Biomedical Text Processing using Semantics

Tutorial at the 43rd European Conference on Information Retrieval (ECIR 2021)

March 28, 2021

by Francisco M. Couto

Exploring the vast amount of rapidly growing biomedical text is of utmost importance, but is also particularly challenging due to the highly specialized domain knowledge and inconsistency of the nomenclature. This introductory tutorial will be a hands-on session to explore the semantics encoded in biomedical ontologies to process text using shell scripting with minimal software dependencies. Participants will learn how to process OWL, retrieve synonyms and ancestors, perform entity linking, and construct large lexicons.

Tutorial Slides

Outline

This tutorial will present how we can select an ontology that models a given domain and identify the official names and synonyms of biomedical entities. This tutorial will use two ontologies, one about human diseases and the other about chemical entities of biological interest. The semantics encoded in those ontologies will be explored to find the ancestors and related classes of a given entity. Participants will learn how to apply semantic similarity to address ambiguity in the entity linking process. After constructing large lexicons that include all the entities of a given domain, participants will learn how to recognize them in biomedical text.
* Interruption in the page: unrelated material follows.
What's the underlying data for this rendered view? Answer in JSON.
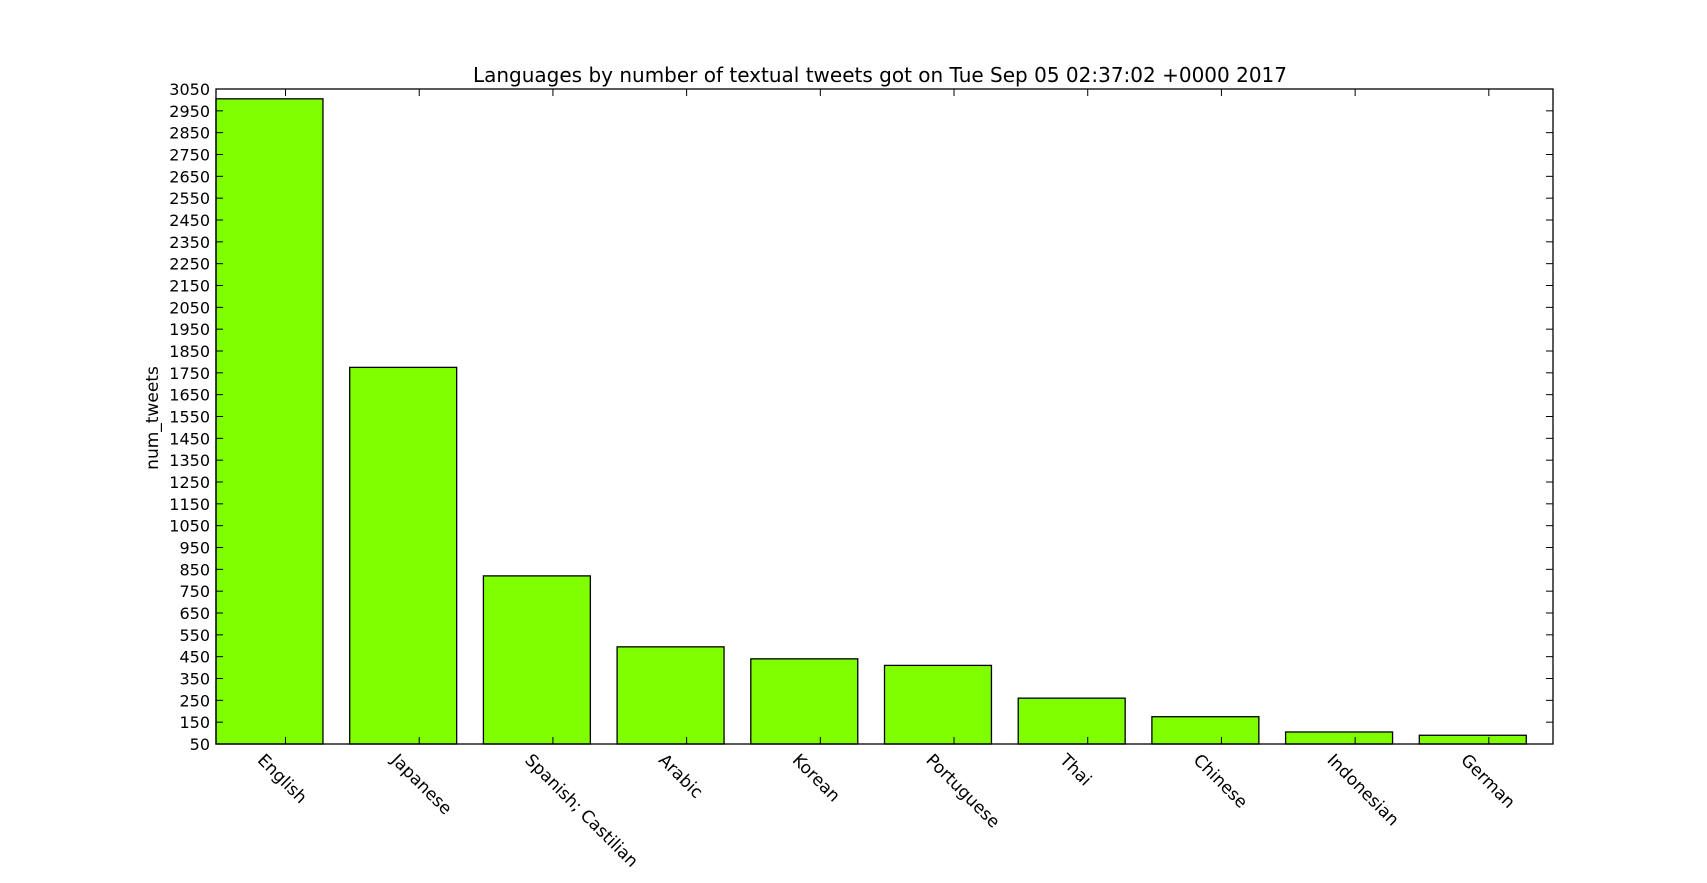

The tutorial will be a half day session (3 hours), according to the following outline:

Biomedical Ontologies

OWL Processing

Synonyms and Ancestors

Entity Linking

Large Lexicons

Prerequisite Skills

This is an introductory tutorial, thus no expected prerequisite knowledge and experience in bioinformatics, text mining and ontologies is required. The participants should however have basic experience in shell scripting and pattern matching.

Hardware Requirements

Participants need a computer (any operating system) with access to internet and a terminal with a UNIX shell. Before the tutorial participants should follow check if everything is available on their computer using the Test Script. This YouTube Playlist includes videos explaining how to use the Test Script using different operating systems.